12.5: E-MOSFET Data Sheet Interpretation
- Page ID
- 25330
A data sheet for an E-MOSFET, the FDMS86180, is shown in Figure \(\PageIndex{1}\). This is an N-channel, high power device using trench construction.
Figure \(\PageIndex{1a}\) : FDMS86180 data sheet. Used with permission from SCILLC dba ON Semiconductor.
One of the first things that might jump out is the “100% RoHS Compliant” green leaf logo in the upper center, meaning that the device meets the Restriction of Hazardous Substances directive. The device comes in the flat, multi-pin Power 56 package and features an \(r_{DS(on)}\) of just a few milliohms. Continuous current capability at room temperature is 151 amps with a pulsed current maximum of 775 amps. In Figure \(\PageIndex{1b}\) we find a breakdown voltage of 100 volts and an \(I_{DSS}\) of only 1 \(\mu\)A. Recall that this is a normally off device, and thus \(I_{DSS}\) represents a leakage current. Continuing, \(V_{GS(th)}\) varies between 2.0 and 4.0 volts, with 3.2 volts being typical. The forward transconductance, \(g_m\) (here referred to as \(g_{FS}\)) is 144 siemens at a drain current of 67 amps. This is orders of magnitude greater than what we might see with small signal devices. Turn-on and turn-off times are measured in the tens of nanoseconds, verifying the high speed switching ability of the device.

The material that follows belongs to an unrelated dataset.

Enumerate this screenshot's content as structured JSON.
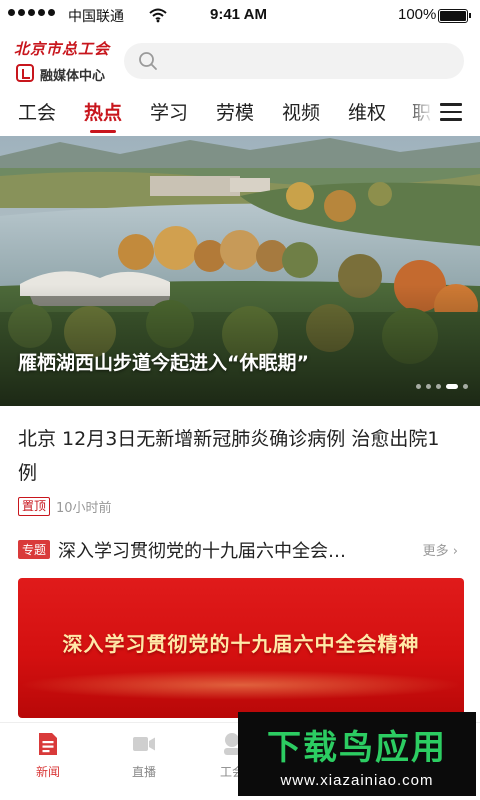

Figure \(\PageIndex{1b}\) : FDMS86180 data sheet (cont).
A series of performance graphs are found in Figure \(\PageIndex{1c}\). In the upper left is a section of drain curves showing the ohmic region through \(V_{DS} = 5\) V. The plot directly below this shows the increase in \(r_{DS(on)}\) as temperature rises. There is about a three-fold variation across the temperature range. At lower left is the characteristic curve variation. Note that the curves are less steep as temperature increases, showing a decrease in \(g_m\) and thus, verifying a negative temperature coefficient of transconductance.
Figure \(\PageIndex{1c}\) : FDMS86180 data sheet (cont).